During this week I have observed in myself and others how much easier it is to take a risk when one hears stories of how others have taken risks…. It is very empowering and has a ripple effect. Family systems theorists call it “differentiation”… the ability to both be an individual, managing one’s own emotional landscape, AND stay connected and in relationship with others. When one family member does this, it strengthens the entire family, and creates an environment that supports others in their maturing and differentiating… figuring out who I am as individual AND as a member of this family/community.
St. Monica, whose feast we celebrate today, did just that. Despite being given in marriage to a pagan by her parents, she stayed faithful to God and her spiritual practices AND stayed in relationship with her husband and son (St. Augustine). Both later converted to Christianity. Biographers write about her being a model of patience --through persistence, prayers are answered – and those we pray for eventually have a conversion. I think the greater miracle is her staying faithful in her relationship with God despite the lack of support and the hostile home environment created by her husband and mother in law including her husband’s violent temper and life of immorality. For me she is a model of steadfastness, a rock of faith. But faith is not merely belief. Faith is living-acting in a relationship of trust.
The readings today point to this living-acting faith. In Paul’s letter to the Corinthians, he writes about the wisdom of the world (foolishness in God’s eyes) and the wisdom of God (foolishness in the eyes of the world). Who can pray “The earth is full of the goodness of the Lord” in the battlefields of Afghanistan or the poverty of third world countries? Who would buy a house today without 40 pages of small print? Who would enter into a financial agreement without a very detailed contract spelling out the terms? Who would bring an extra flask of oil for a daytime wedding? Only a fool, in the eyes of the world. We need much of the worldly wisdom for the practicalities of life, but it is of no use in relationships and matter of the heart.
I have always heard today’s gospel, one of several parables at the end of Matthew’s work, as a reference to the “final judgment”, but I was deeply inspired by Robert Farrar Capon’s exegesis (See The Parables of Judgment for a very rich explanation of this wonderful parable). At first read, it seems the foolish virgins are the ones who trust, without all the neurotic planning and arrangements of the others. But who is ready when the Bridegroom comes? Capon suggests it is only the wise virgins who have the flasks of oil, who “have the faith that will get them through their lives in solid contact with the presently unseeable and unknowable Bridegroom.” They are the ones who stand in readiness.

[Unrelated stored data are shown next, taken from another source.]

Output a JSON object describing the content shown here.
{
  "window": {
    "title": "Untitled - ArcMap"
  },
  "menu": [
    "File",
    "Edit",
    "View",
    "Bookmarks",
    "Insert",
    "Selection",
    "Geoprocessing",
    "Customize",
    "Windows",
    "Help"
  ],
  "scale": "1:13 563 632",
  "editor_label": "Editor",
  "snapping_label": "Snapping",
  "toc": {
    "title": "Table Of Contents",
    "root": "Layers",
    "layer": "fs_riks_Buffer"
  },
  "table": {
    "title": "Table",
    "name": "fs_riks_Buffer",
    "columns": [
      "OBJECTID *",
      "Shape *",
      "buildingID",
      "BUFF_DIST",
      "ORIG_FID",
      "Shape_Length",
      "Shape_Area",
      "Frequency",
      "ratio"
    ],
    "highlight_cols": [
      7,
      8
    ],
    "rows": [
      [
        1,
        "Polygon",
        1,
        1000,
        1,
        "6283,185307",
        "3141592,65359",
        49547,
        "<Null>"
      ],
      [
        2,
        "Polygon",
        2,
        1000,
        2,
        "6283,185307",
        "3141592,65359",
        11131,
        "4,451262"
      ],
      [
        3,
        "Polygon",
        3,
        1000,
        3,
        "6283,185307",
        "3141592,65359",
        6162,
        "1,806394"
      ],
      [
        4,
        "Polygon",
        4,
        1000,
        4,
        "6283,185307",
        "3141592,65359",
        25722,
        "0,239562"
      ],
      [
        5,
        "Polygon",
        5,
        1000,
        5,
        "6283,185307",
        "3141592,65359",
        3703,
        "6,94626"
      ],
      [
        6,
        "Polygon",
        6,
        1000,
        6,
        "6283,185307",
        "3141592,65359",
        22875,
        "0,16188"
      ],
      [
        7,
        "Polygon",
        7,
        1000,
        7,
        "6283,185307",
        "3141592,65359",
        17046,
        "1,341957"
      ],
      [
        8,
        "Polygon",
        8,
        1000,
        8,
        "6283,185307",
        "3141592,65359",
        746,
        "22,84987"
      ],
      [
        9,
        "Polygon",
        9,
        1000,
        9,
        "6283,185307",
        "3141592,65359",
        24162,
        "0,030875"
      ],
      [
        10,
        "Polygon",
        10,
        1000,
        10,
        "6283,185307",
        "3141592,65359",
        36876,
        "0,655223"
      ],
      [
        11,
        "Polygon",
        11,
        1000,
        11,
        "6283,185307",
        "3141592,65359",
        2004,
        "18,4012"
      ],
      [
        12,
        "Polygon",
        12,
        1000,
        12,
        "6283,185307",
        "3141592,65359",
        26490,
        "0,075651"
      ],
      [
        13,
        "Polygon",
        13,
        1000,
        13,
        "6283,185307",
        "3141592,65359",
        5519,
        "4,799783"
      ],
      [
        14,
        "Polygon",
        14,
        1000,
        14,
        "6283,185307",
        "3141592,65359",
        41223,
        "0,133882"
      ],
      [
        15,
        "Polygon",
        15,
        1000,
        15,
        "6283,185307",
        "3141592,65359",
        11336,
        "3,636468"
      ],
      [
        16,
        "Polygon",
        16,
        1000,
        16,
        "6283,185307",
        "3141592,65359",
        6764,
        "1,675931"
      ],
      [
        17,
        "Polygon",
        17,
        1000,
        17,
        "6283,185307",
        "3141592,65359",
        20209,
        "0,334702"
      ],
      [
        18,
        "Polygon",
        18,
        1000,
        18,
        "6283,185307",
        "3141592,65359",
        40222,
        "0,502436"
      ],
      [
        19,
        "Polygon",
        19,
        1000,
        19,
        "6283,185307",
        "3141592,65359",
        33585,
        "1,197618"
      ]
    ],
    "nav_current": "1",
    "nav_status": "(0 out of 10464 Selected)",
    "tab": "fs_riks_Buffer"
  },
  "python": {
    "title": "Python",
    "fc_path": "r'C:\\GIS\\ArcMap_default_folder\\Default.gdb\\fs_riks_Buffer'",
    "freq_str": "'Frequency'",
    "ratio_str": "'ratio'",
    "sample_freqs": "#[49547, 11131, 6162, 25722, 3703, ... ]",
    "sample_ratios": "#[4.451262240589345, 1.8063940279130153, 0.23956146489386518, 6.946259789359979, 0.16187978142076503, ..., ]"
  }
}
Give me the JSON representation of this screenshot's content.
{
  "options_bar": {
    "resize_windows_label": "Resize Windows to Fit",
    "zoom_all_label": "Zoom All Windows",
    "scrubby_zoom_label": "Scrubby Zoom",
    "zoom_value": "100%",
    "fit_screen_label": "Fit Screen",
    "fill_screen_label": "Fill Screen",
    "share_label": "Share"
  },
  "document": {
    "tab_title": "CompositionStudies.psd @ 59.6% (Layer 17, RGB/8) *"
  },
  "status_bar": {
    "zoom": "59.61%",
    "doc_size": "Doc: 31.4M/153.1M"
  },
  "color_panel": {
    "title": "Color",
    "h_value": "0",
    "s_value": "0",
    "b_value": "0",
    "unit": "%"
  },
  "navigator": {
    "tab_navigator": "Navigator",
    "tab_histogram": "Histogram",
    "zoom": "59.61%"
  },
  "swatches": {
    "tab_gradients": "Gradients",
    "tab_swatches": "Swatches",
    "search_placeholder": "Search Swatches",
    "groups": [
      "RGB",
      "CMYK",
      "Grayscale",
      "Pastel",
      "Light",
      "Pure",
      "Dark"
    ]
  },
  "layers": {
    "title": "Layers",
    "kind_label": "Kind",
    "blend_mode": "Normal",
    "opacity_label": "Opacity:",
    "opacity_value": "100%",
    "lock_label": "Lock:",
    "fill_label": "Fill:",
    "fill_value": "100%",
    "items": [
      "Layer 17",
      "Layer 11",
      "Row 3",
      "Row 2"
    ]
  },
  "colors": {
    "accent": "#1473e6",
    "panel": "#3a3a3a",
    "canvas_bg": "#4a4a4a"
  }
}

Standing in readiness is not about having my “house in order” when I die. It is about doing a life trusting in God, knowing that God has loved me into existence and that I am/we are God’s own. “If (God) has already done it all for me already, why shouldn’t I live as if I trusted (God)?” (Capon). I stand in readiness, trusting in God, ready to act, when the unexpected hits…. the loss of employment or accidental death of a family member, a devastating addiction or painful divorce, a raging flood in our community, or pettiness and negativity in the workplace. Why shouldn’t we live as if we trusted in God?